Table 3. Details of multi-class benchmark datasets used.
Table 4. Classification Accuracies (in %) obtained on Vogel and MIT datasets for different methods for dimension reduction and for different values of reduced dimension. Performance is also compared for the one-versus-one (1-vs-1) and the one-vs-rest (1-vs-R) approach to multi class classification.

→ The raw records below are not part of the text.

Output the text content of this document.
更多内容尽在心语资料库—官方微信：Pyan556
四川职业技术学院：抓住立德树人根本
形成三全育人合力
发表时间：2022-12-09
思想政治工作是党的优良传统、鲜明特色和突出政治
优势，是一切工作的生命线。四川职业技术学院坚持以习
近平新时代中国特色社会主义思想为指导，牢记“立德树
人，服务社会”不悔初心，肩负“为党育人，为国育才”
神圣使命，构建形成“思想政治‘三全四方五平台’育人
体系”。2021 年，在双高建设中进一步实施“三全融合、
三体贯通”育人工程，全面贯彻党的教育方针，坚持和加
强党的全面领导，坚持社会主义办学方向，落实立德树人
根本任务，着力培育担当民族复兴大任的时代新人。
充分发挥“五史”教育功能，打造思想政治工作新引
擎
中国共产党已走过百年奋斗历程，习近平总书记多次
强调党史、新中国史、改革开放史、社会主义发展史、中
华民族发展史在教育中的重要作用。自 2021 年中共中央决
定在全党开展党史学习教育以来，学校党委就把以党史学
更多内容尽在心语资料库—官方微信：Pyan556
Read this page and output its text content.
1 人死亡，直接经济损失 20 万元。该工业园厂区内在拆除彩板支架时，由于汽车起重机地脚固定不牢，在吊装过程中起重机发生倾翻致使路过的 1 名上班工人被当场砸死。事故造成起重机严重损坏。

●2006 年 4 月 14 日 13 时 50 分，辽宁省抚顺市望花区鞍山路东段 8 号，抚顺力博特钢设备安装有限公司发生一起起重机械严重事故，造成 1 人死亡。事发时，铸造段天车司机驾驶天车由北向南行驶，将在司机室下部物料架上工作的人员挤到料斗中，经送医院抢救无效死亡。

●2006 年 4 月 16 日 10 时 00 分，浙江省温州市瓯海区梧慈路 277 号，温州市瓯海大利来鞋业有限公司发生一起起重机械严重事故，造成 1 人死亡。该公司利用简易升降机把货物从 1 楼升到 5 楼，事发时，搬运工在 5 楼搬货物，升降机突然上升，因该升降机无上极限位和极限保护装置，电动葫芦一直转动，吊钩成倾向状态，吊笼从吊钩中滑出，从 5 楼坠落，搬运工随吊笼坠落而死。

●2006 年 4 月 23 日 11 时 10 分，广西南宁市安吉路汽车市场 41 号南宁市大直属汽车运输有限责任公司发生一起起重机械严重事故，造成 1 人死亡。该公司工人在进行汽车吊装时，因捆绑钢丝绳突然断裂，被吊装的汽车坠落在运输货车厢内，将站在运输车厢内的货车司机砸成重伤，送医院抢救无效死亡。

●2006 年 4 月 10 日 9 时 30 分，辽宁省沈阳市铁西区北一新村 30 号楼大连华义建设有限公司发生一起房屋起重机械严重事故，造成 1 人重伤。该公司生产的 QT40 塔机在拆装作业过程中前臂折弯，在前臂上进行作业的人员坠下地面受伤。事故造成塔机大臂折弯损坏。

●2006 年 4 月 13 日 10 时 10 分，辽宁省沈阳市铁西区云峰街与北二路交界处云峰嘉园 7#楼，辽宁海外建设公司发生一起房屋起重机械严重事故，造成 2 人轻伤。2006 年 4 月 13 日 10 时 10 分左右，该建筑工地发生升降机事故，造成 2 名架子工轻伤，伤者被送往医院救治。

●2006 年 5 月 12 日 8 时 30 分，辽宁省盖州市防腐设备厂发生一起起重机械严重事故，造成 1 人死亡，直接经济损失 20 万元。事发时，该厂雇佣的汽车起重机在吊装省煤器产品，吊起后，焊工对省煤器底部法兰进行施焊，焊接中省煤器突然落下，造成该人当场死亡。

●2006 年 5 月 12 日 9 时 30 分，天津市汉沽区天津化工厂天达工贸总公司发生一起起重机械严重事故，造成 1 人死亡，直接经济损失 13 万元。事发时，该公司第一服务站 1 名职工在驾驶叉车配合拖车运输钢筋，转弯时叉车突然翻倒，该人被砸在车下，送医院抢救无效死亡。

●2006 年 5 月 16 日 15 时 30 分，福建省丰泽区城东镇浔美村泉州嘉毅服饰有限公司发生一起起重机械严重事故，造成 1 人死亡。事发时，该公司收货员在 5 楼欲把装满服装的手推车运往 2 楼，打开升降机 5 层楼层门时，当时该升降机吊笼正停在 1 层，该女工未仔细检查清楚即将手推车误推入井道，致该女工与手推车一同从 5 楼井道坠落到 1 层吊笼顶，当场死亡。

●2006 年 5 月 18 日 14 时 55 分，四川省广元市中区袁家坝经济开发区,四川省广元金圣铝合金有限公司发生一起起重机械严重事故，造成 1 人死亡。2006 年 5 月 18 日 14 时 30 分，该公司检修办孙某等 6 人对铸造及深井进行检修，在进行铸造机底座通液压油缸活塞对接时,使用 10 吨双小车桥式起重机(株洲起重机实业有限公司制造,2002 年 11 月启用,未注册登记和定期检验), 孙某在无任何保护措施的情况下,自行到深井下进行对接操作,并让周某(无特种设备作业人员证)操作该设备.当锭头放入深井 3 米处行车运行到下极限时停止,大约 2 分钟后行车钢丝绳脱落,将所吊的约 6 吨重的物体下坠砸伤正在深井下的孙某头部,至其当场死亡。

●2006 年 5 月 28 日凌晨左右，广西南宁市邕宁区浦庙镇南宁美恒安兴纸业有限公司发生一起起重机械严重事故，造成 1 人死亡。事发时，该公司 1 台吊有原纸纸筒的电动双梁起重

4.3 Studies on Multi-class Datasets

The kernel EDA can be used in multiclass classification problem by converting the multiclass problem to multiple binary classification problems by using “One vs Rest” or “One vs One” scheme. The datasets of Vogel [12] and MIT [8] scene multi-class datasets used in our studies are given in Table 3. Local block features are used. Each image is divided into fixed size blocks. From each block, the color, edge direction histogram, and texture features are extracted. Thus, each block of image is represented by a 23-dimensional feature vector. The feature vectors from all the blocks in an image are concatenated to get the representation for an image.

The classification accuracies obtained on the transformed representation for the Vogel and MIT datasets using the linear SVM as classifier is given in Table 4. The kernel EDA technique gives a much higher accuracy as compared to the other techniques on MIT dataset. On Vogel dataset, all the techniques give a similar performance.

5 Conclusion

In this paper, we have proposed kernel entropy discriminant analysis as a data transformation method. It uses Euclidean divergence between the estimates of probability density functions of the two classes as the criterion function to decide the directions for projection. Though the kernel EDA is a supervised technique, it is not limited by the number of classes. Studies on various datasets show that proposed kernel EDA performs better or on-par as compared to PCA, kernel PCA, kernel ECA, kernel FDA and GDA.